Items (n) of the joint-specific outcome measures in total hip replacement.

In order to increase the use of scales in the pre- and postoperative evaluation of a patient undergoing total hip alloplasty, a comprehensive strategy should be introduced to support clinicians and researchers. The share of PROMs is significantly increased by the introduction of a form on the website, which allows it to be completed at such a time as the patient needs, and allows one to monitor patients living far away or in a severe condition to come to the office only for a follow-up visit [52].

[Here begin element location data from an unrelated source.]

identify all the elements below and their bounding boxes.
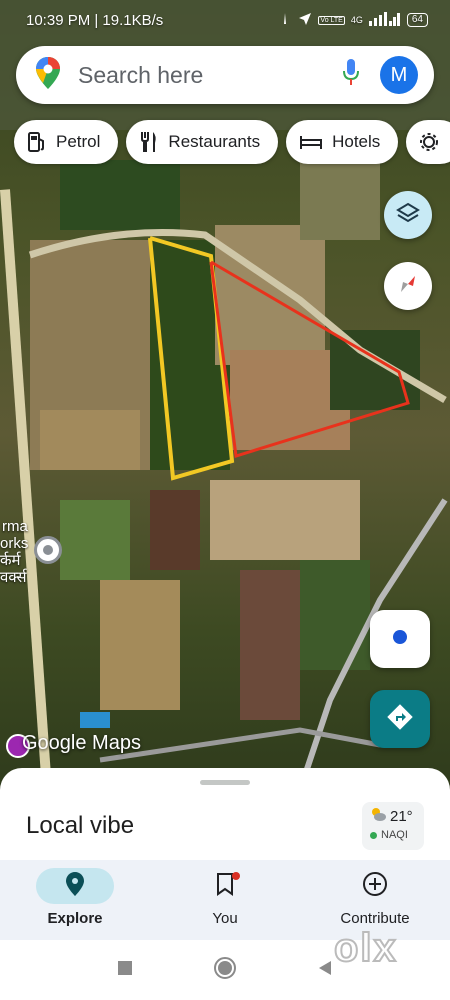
directions-icon [386,703,414,736]
my-location-icon [387,624,413,655]
status-time: 10:39 PM | 19.1KB/s [26,11,164,29]
home-button[interactable] [213,956,237,985]
place-label-line: वर्क्स [0,569,27,586]
nav-explore-label: Explore [47,910,103,927]
nav-explore[interactable]: Explore [0,860,150,940]
bed-icon [300,134,323,150]
microphone-icon[interactable] [342,58,360,92]
gear-icon [420,133,439,151]
bottom-sheet[interactable]: Local vibe 21° NAQI [0,768,450,860]
chip-label: Petrol [56,132,101,151]
nav-you[interactable]: You [150,860,300,940]
google-maps-pin-icon [36,56,60,94]
sheet-drag-handle[interactable] [200,780,250,785]
fuel-pump-icon [28,132,46,152]
cloud-moon-icon [370,807,386,825]
directions-button[interactable] [370,690,430,748]
add-circle-icon [362,871,388,902]
fork-knife-icon [140,132,158,152]
notification-dot [232,872,240,880]
status-icons: Vo LTE 4G 64 [278,12,428,28]
satellite-map[interactable]: rma orks र्कर्म वर्क्स [0,0,450,790]
chip-petrol[interactable]: Petrol [14,120,119,164]
place-label-line: र्कर्म [0,552,21,569]
layers-icon [396,201,420,230]
location-arrow-icon [298,12,312,28]
place-label-line: rma [2,518,28,535]
signal-icon [368,12,401,28]
compass-icon [396,272,420,301]
chip-label: Restaurants [168,132,261,151]
battery-icon: 64 [406,13,428,27]
olx-watermark: olx [333,925,398,971]
search-input[interactable]: Search here [78,62,342,89]
yellow-plot-outline [148,236,235,481]
my-location-button[interactable] [370,610,430,668]
red-plot-outline [209,260,410,458]
layers-button[interactable] [384,191,432,239]
search-bar[interactable]: Search here M [16,46,434,104]
weather-widget[interactable]: 21° NAQI [362,802,424,850]
nav-explore-pill [36,868,114,904]
volte-badge: Vo LTE [318,15,345,25]
nav-contribute-pill [336,868,414,904]
alarm-icon [278,12,292,28]
explore-pin-icon [66,871,84,901]
chip-hotels[interactable]: Hotels [286,120,399,164]
google-maps-attribution: Google Maps [22,732,141,754]
chip-restaurants[interactable]: Restaurants [126,120,279,164]
place-pin-icon[interactable] [34,536,62,564]
compass-button[interactable] [384,262,432,310]
back-button[interactable] [317,960,333,981]
weather-temperature: 21° [390,807,413,825]
network-type: 4G [350,15,363,25]
aqi-label: NAQI [381,829,408,841]
nav-you-pill [186,868,264,904]
category-chips: Petrol Restaurants Hotels [14,120,450,164]
aqi-status-dot [370,831,377,839]
nav-you-label: You [212,910,238,927]
recents-button[interactable] [117,960,133,981]
status-bar: 10:39 PM | 19.1KB/s Vo LTE 4G 64 [0,0,450,40]
place-label-line: orks [0,535,29,552]
chip-more[interactable] [406,120,450,164]
avatar[interactable]: M [380,56,418,94]
nav-contribute-label: Contribute [340,910,410,927]
chip-label: Hotels [332,132,381,151]
map-roads [28,229,448,790]
sheet-title: Local vibe [26,812,135,839]
place-label[interactable]: rma orks र्कर्म वर्क्स [0,518,28,586]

However, some patient groups may be unable to complete the form. Such groups include the elderly, other nationalities, patients with a history of three or more orthopedic procedures and undergoing revision surgery [3].

Although modern electronic devices such as telephone, e-mail or website are on the rise, contact via traditional mail remains the primary tool for long-distance postoperative contact due to the age profile of patients undergoing hip alloplasty [53].

Many factors contribute to achieving satisfactory results in total hip alloplasty. A useful tool to examine the most significant factors is outcome measures. More extensive use of these scales will involve finding patients who can achieve clinically significant improvement after surgery.


In clinical practice, accurate and appropriate tools are necessary to evaluate the patient’s present state of health and its changes over time. There are many different measures used for the assessment of patients undergoing THR.

In this review, we present complex and detailed information about the most frequently applied questionnaires, together with its origin, scoring methods, and psychometric properties such as validity, internal consistency, and test-retest reliability.

We also highlight the importance of standardization of the versions and scoring methods used for improved clinical applicability and comparability between different clinical trials. The advantages and limitations of the individual outcome measures are briefly explained, offering a useful source of knowledge for researchers and an everyday routine assessment of THR results.